Invasive breast cancer proven histologically at diagnosis (before neoadjuvant chemotherapy):
1. Locally advanced tumor known to be inoperable from the start:
  - cT4a, b, c, d whatever the cN
  - or cN2 or cN3 whatever the cT.
2. Operable tumors:
  - cT2cN1 or cT3cN0 or cT3N1,
  - or cT2cN0 for which ganglionic invasion has been proven by cytology or histology.
Lack of clinically or radiologically detectable metastases in the initial diagnosis before the neoadjuvant chemotherapy (M0).
Unilateral or bilateral breast cancer. Multifocality is accepted.
Patients who received 6 to 8 cycles of neoadjuvant chemotherapy.
Preoperative radiation therapy allowed.
Breast surgery performed and pathology report of a non-complete histological response (i.e. all the different results of ypT0 /is ypN0).
Signed informed consent.
Patients affiliated to a French social security scheme in accordance with Article 1121-11 of the French Code of Public Health.

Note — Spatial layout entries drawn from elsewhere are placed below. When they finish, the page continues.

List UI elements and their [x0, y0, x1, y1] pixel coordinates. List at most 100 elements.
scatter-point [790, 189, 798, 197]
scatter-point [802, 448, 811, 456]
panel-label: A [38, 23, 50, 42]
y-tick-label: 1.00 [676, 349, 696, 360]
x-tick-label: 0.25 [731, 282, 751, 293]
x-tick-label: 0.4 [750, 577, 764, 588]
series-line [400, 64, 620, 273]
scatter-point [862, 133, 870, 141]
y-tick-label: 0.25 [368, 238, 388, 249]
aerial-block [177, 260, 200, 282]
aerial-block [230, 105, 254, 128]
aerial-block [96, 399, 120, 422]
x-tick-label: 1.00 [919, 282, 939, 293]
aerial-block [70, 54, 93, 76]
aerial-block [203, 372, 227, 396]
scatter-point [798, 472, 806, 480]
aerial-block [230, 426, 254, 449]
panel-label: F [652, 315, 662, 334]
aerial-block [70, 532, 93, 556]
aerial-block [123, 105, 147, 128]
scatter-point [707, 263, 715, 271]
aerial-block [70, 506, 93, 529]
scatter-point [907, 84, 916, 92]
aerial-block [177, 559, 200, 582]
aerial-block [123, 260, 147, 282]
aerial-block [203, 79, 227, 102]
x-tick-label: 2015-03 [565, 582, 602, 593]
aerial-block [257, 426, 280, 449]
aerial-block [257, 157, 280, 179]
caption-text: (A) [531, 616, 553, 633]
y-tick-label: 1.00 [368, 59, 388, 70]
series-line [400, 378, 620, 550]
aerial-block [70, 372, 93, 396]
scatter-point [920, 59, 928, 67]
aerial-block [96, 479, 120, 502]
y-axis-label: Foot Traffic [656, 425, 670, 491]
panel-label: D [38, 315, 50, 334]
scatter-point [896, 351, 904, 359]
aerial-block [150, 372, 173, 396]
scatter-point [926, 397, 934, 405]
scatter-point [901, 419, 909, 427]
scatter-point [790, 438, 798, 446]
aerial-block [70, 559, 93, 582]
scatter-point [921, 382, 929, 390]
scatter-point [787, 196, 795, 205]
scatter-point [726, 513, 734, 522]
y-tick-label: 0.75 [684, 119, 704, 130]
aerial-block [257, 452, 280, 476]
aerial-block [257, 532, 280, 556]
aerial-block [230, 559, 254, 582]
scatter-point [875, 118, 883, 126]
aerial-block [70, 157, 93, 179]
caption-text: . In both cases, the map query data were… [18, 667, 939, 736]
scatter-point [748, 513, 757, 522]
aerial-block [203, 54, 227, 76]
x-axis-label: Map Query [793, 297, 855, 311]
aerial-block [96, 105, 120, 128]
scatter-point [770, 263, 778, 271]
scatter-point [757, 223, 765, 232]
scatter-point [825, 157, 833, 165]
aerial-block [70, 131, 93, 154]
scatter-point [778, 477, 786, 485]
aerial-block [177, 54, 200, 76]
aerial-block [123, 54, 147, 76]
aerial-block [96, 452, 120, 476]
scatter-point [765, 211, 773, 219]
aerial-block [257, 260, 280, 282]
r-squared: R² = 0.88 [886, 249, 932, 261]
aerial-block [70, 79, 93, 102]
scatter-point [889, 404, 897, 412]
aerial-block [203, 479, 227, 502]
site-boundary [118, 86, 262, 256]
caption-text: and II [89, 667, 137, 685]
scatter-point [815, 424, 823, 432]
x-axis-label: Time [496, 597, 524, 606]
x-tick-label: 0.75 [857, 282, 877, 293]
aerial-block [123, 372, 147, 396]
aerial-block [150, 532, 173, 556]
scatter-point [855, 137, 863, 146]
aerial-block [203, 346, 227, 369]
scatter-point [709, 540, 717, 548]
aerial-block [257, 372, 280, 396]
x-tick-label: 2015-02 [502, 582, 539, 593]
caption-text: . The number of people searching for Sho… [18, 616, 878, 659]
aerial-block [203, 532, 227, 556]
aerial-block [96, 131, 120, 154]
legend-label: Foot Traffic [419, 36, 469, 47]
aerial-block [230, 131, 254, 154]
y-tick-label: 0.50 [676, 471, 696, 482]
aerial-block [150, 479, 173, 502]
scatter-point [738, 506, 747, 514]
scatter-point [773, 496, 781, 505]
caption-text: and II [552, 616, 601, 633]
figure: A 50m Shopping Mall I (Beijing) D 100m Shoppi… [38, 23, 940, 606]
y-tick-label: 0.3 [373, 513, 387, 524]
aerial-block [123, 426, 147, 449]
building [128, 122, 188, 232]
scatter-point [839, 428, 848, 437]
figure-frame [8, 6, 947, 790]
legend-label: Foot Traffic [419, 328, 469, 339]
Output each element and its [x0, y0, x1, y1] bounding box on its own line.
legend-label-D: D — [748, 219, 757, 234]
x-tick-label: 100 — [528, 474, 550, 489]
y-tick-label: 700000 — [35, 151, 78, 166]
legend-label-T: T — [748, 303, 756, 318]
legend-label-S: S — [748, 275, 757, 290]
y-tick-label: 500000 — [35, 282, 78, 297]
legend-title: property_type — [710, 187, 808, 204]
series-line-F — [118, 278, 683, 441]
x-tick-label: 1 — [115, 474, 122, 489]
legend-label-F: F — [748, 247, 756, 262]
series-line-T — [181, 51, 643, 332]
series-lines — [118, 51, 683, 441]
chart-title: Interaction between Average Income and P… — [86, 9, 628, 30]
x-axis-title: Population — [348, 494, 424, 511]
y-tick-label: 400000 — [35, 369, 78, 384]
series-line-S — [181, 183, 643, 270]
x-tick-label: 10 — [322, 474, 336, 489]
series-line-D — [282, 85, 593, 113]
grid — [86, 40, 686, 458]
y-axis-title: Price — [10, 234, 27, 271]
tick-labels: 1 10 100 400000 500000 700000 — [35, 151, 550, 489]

Possible inclusion in another interventional research (surgical, radiotherapy or drug study).

Exclusion Criteria :

cT2cN0 tumor without cytological or histological lymph node involvement.
Progression during neoadjuvant chemotherapy.
Exclusive neoadjuvant hormone therapy.
Complete blood transfusion within 120 days prior to 1st sampling.
History of invasive cancer regardless of the time elapsed since the diagnosis of this cancer, including a history of contralateral invasive breast cancer. However, patients who have been treated for in situ breast cancer, basocellular skin cancer or cervical cancer treated in situ are eligible.
Patient unable to follow and comply with research procedures for geographical, social or psychological reasons.
Patient deprived of liberty or subject to a legal protection measure.